While most organizations are still focused on the row-and-column data that can be pulled and tallied from a variety of internal management and transactional systems, their unstructured customer interactions are the key to providing insights necessary to paint a clear, detailed picture of customer attitudes and motivations.
Structured data is excellent in documenting what has happened in the course of a customer journey but it cannot answer why a particular event happened. For that, organizations must look to their contact centers.
Customer interactions represent the largest non-monetized data asset that many companies possess. When combined with traditional data from other sources, these interactions can provide rich context to help create and refine powerful predictive models to forecast future customer behavior.
Last year contact centers exchanged 31.8 exabytes of unstructured data, with 76 billion hours of human interactions – all explaining exactly what’s right and wrong with the companies, processes and products with which these callers interact. Recent advancements in neural networks, machine learning and cloud computing have made it possible and practical to leverage this underutilized asset.
Leading companies are moving beyond the use of interaction analytics as merely a tool to improve contact center operations. They are leveraging the customer attitudes and motivations revealed in the calls to manage marketing messages, make more sales, reduce attrition, and improve customer satisfaction.
Nexidia’s research has shown that customer behavior displayed during interactions before an event (like buying, downgrading or leaving) are remarkably consistent and are uniquely suited to add a very important dimension to big data modeling.
The predictive models designed to harvest insights from Big Data often produce correlations between “data elements” that are hard to understand – the relationships between cause and effect contain very little business context. Conversations captured in the contact center hold astonishing context (i.e., the exact words and sentiment of the customer), can be quantified – and most importantly – have proven to be extremely predictive of future behavior.
For example, a leading communications company wanted a means to identify customers who were likely to disconnect services so they could take proactive steps to avoid customer churn. Prompted by a 2012 industry-wide research report that indicated 22% of households with TV service were currently dissatisfied with their provider, the company wanted to determine how many of its own customers might be at risk, and take proactive steps to deter account loss.

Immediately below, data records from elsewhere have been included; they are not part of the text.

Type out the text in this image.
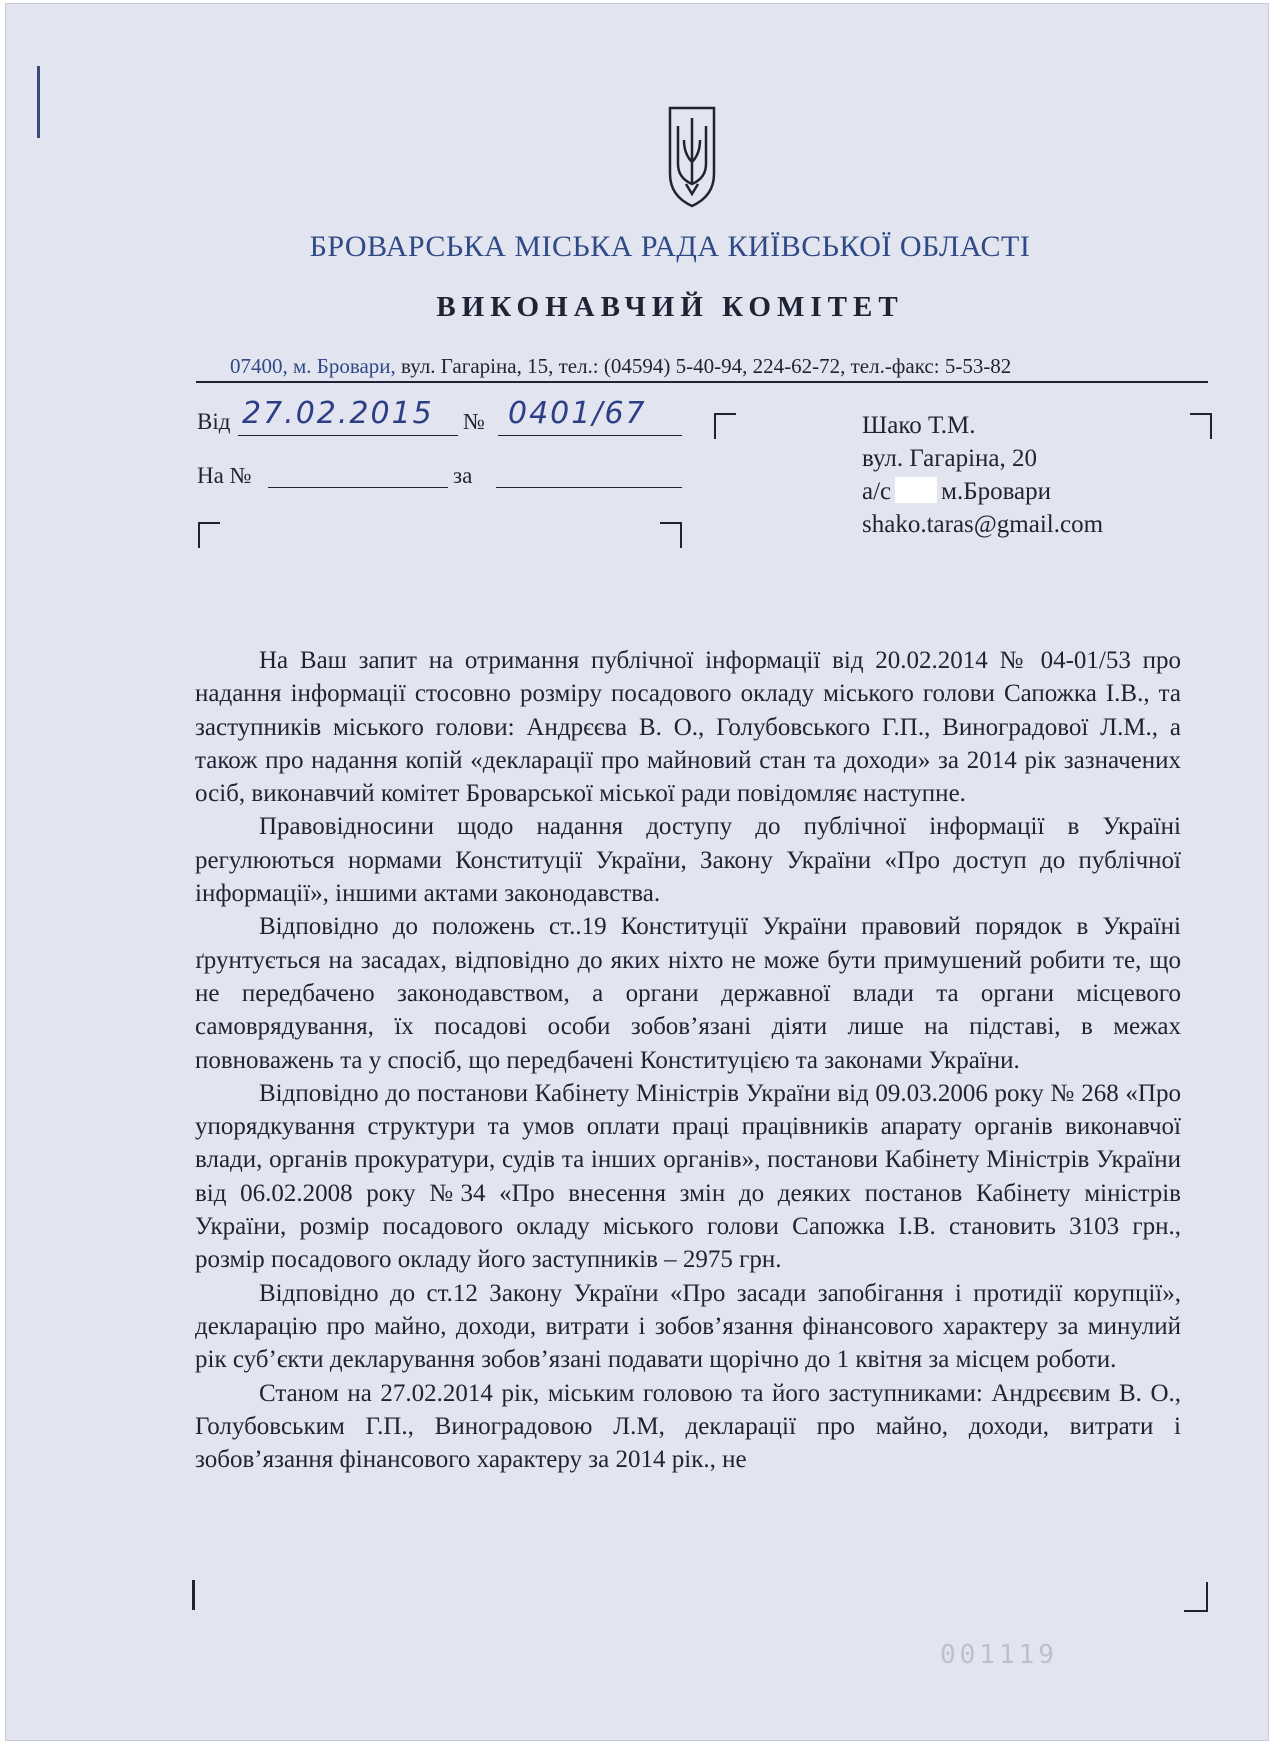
БРОВАРСЬКА МІСЬКА РАДА КИЇВСЬКОЇ ОБЛАСТІ
ВИКОНАВЧИЙ КОМІТЕТ
07400, м. Бровари, вул. Гагаріна, 15, тел.: (04594) 5-40-94, 224-62-72, тел.-факс: 5-53-82
Від 27.02.2015 № 0401/67
На №	за
Шако Т.М.
вул. Гагаріна, 20
а/с м.Бровари
shako.taras@gmail.com

На Ваш запит на отримання публічної інформації від 20.02.2014 № 04-01/53 про надання інформації стосовно розміру посадового окладу міського голови Сапожка І.В., та заступників міського голови: Андрєєва В. О., Голубовського Г.П., Виноградової Л.М., а також про надання копій «декларації про майновий стан та доходи» за 2014 рік зазначених осіб, виконавчий комітет Броварської міської ради повідомляє наступне.

Правовідносини щодо надання доступу до публічної інформації в Україні регулюються нормами Конституції України, Закону України «Про доступ до публічної інформації», іншими актами законодавства.

Відповідно до положень ст..19 Конституції України правовий порядок в Україні ґрунтується на засадах, відповідно до яких ніхто не може бути примушений робити те, що не передбачено законодавством, а органи державної влади та органи місцевого самоврядування, їх посадові особи зобов’язані діяти лише на підставі, в межах повноважень та у спосіб, що передбачені Конституцією та законами України.

Відповідно до постанови Кабінету Міністрів України від 09.03.2006 року № 268 «Про упорядкування структури та умов оплати праці працівників апарату органів виконавчої влади, органів прокуратури, судів та інших органів», постанови Кабінету Міністрів України від 06.02.2008 року №34 «Про внесення змін до деяких постанов Кабінету міністрів України, розмір посадового окладу міського голови Сапожка І.В. становить 3103 грн., розмір посадового окладу його заступників – 2975 грн.

Відповідно до ст.12 Закону України «Про засади запобігання і протидії корупції», декларацію про майно, доходи, витрати і зобов’язання фінансового характеру за минулий рік суб’єкти декларування зобов’язані подавати щорічно до 1 квітня за місцем роботи.

Станом на 27.02.2014 рік, міським головою та його заступниками: Андрєєвим В. О., Голубовським Г.П., Виноградовою Л.М, декларації про майно, доходи, витрати і зобов’язання фінансового характеру за 2014 рік., не

001119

They relied on interaction analytics to gain insight into the clues hidden in their customer calls.
Interaction analytics enabled the company to uncover conversational elements in calls that were statistically indicative of future account disconnects. Key call phrases such as “still not working,” or “I have called multiple times” were revealed, providing a picture of churn threat. Other, less obvious words and phrases such as “please walk me through this bill,” or mentioning the price of a competitor’s product were also shown to be predictive of churn. By combining these insights with additional customer demographic metadata from other systems, the company was able to get a high definition view of their customers’ experience and future actions.
Using algorithm-based scoring, the company identified multiple groups of customers who were likely to disconnect their service in the near future. The organization capitalized on this actionable information by creating targeted outbound call campaigns to at-risk customers.

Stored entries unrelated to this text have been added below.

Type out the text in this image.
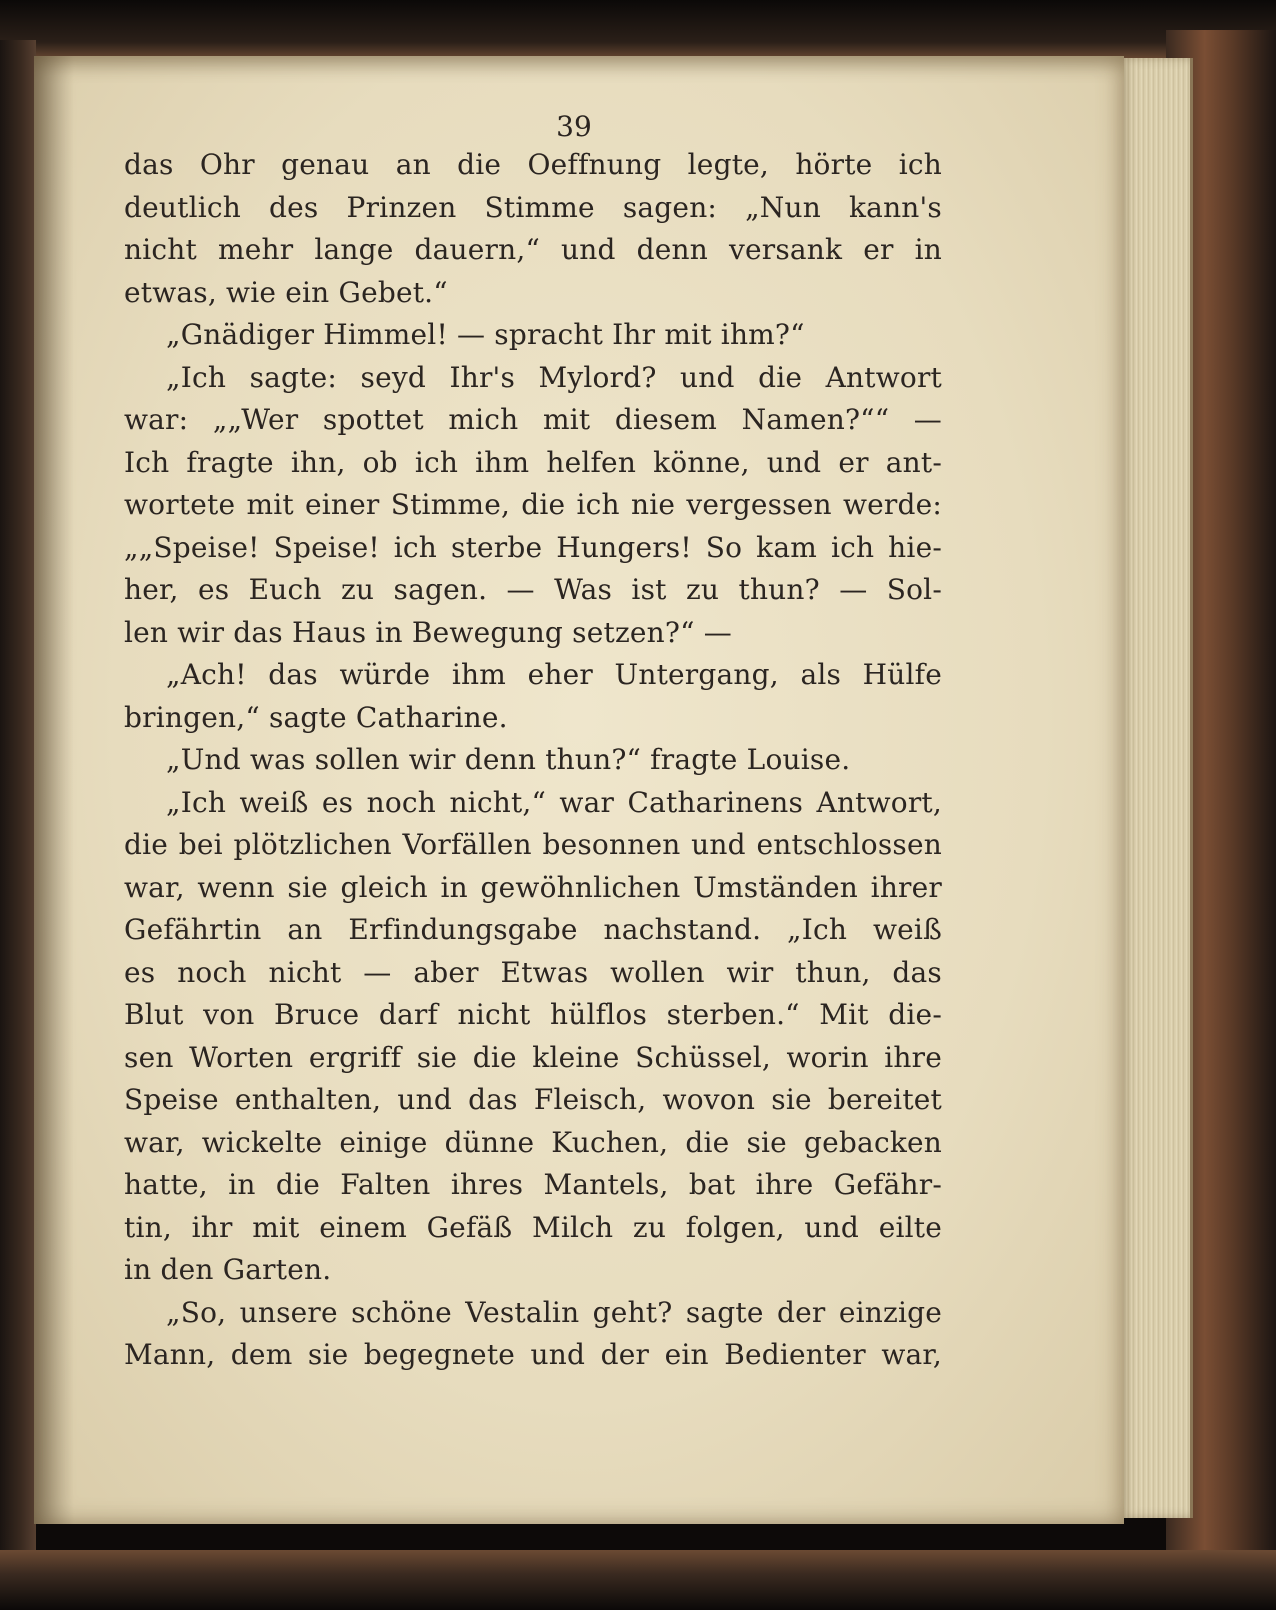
39
das Ohr genau an die Oeffnung legte, hörte ich
deutlich des Prinzen Stimme sagen: „Nun kann's
nicht mehr lange dauern,“ und denn versank er in
etwas, wie ein Gebet.“
„Gnädiger Himmel! — spracht Ihr mit ihm?“
„Ich sagte: seyd Ihr's Mylord? und die Antwort
war: „„Wer spottet mich mit diesem Namen?““ —
Ich fragte ihn, ob ich ihm helfen könne, und er ant-
wortete mit einer Stimme, die ich nie vergessen werde:
„„Speise! Speise! ich sterbe Hungers! So kam ich hie-
her, es Euch zu sagen. — Was ist zu thun? — Sol-
len wir das Haus in Bewegung setzen?“ —
„Ach! das würde ihm eher Untergang, als Hülfe
bringen,“ sagte Catharine.
„Und was sollen wir denn thun?“ fragte Louise.
„Ich weiß es noch nicht,“ war Catharinens Antwort,
die bei plötzlichen Vorfällen besonnen und entschlossen
war, wenn sie gleich in gewöhnlichen Umständen ihrer
Gefährtin an Erfindungsgabe nachstand. „Ich weiß
es noch nicht — aber Etwas wollen wir thun, das
Blut von Bruce darf nicht hülflos sterben.“ Mit die-
sen Worten ergriff sie die kleine Schüssel, worin ihre
Speise enthalten, und das Fleisch, wovon sie bereitet
war, wickelte einige dünne Kuchen, die sie gebacken
hatte, in die Falten ihres Mantels, bat ihre Gefähr-
tin, ihr mit einem Gefäß Milch zu folgen, und eilte
in den Garten.
„So, unsere schöne Vestalin geht? sagte der einzige
Mann, dem sie begegnete und der ein Bedienter war,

Customers who received these communications were four times more likely to remain with the company as those in a control group who received no outreach. Results showed that the sooner the outreach occurred, the better the retention rate.
Such outcomes are achievable across industries when leadership captures the vision of what their own contact centers can deliver when equipped with the right tools and processes. As more companies and executives begin to understand the value that customer interactions hold in predicting future behavior, the role of the contact center will be elevated and transformed from a cost center into a strategic business intelligence resource.